Легкое движение воздуха заставило Зоткина вздрогнуть и открыть глаза. То, что он увидел, показалось ему какой-то дикой фантасмогорией. Потому что он точно знал: на рабочем столе никого не должно было быть. А она была. Эта женщина из города, которую он лично потрошил, превращая ее в мумию, чучело, которая заняла место в его коллекции. И, тем не менее, она лежала на столе, и он видел края распахнутой брюшины, а там, внутри, сизо отливали свежие внутренности.

Иван Андреевич сглотнул застрявший в горле комок. Он посмотрел на пустое кресло, возле которого сиротливо застыл мальчик с собакой, затем снова перевел взгляд на разделочный стол. Рука лежавшей на нем женщины вдруг дернулась, а затем голова повернулась в его сторону, и два тусклых глаза уставились прямо на таксидермиста.

Тот судорожно дернулся, пытаясь подняться, однако странным образом ноги отказались ему повиноваться. Кровь бросилась Ивану Андреевичу в голову, из горла вырвался хриплый стон… Он почувствовал себя волком, пойманным в капкан.
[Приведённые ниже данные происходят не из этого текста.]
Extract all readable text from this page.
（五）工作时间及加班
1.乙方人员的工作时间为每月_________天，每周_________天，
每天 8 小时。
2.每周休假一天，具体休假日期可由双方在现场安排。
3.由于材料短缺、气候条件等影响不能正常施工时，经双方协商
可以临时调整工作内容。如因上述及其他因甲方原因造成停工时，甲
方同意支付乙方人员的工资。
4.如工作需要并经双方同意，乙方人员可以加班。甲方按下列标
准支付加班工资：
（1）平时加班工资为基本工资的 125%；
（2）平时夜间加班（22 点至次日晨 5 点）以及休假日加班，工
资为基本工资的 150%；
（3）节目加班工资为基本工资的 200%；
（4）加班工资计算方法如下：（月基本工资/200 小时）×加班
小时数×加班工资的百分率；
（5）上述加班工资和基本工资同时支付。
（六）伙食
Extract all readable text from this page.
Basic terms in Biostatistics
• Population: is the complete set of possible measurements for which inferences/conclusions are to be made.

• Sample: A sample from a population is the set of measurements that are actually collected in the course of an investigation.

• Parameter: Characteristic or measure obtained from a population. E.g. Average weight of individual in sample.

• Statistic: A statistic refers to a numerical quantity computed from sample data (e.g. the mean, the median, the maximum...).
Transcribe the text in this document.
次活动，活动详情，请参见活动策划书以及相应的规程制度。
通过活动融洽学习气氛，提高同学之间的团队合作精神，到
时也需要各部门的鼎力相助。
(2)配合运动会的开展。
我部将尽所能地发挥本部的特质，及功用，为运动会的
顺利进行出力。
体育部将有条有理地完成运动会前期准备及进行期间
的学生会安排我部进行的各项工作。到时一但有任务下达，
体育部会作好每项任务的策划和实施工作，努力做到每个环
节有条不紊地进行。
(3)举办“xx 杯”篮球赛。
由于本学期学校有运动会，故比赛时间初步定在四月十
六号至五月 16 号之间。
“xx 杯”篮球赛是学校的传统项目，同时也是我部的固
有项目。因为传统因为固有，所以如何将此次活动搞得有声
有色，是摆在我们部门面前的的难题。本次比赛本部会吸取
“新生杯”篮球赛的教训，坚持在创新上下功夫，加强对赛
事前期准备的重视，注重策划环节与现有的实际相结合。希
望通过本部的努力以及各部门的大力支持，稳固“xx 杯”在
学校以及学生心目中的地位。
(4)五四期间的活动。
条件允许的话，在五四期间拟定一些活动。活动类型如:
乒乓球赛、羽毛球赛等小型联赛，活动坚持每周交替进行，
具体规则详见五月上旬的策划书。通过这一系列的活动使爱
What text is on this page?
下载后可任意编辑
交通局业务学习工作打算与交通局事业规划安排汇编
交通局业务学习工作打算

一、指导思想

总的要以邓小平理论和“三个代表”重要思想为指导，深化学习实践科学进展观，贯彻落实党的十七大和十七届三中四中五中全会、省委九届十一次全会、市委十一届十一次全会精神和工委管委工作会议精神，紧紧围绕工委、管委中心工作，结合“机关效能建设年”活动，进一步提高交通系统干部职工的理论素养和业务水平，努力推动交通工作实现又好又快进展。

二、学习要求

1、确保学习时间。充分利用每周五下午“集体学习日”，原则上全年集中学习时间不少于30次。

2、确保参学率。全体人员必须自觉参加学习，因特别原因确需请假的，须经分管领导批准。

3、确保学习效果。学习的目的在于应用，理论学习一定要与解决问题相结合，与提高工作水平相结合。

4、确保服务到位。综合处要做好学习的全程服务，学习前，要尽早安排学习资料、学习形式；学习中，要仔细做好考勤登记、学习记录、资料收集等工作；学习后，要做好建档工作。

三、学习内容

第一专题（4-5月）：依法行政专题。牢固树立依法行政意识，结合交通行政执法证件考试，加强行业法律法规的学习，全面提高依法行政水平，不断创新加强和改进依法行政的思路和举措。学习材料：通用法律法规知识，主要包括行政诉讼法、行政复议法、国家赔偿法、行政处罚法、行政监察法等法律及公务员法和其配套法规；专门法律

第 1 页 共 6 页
Неужели он перепутал стаканы?! Такого просто не могло быть! Хотя с виду стаканы и были одинаковые, он точно помнил, что чашку с ядом вылил в умывальник. Или нет?

Нет, надо просто собраться, собраться с силами. Таксидермист крепко зажмурился, концентрируя волю. Вот сейчас он откроет глаза, увидит, что чучело стоит (вернее, сидит) там, где ему и положено. А ноги снова начнут его слушаться.

Зоткин глубоко вздохнул, приподнимая веки. Обнаженная Ольга-Татьяна стояла перед ним, поддерживая руками вываливающиеся внутренности.

— Я же говорила, что отомщу…

Он хотел закрыться, огораживая себя от ужасного зрелища, но теперь уже и руки его не слушались. Нечеловеческий вопль вырвался из груди Ивана Андреевича, заметавшись по просторному подвалу. Он кричал до тех пор, пока не онемела глотка, ставшая издавать глухие, булькающие звуки. Из последних сил таксидермист выдавил из себя: "Ты, ты…", после чего губы и язык его окончательно онемели.

— Не бойся, — прошелестела покойница, растягивая бледные губы в улыбке. — Смерть совсем не страшна, страшно ее предчувствие. Парализованный, ты будешь умирать мучительно долго от голода и жажды. Жаль только, что твой труп некому обработать, и ты станешь медленно гнить, издавая зловонный запах. Но это тебя уже нисколько не должно волновать… Мой милый Ванечка.

Она подошла к таксидермисту вплотную, чуть наклонилась, и легко прикоснулась губами к его лбу. На какой-то миг ему показалось, что перед ним снова его любимая Татьяна. Но тут же Зоткин почувствовал едва уловимый аромат мандарина, который принесла в его дом незнакомка, и не выдержавшее напряжения сердце взорвалось, захлебнувшись кровью. И все же, прежде чем испустить дух, он успел поблагодарить Бога за то, что тот послал ему скорую смерть.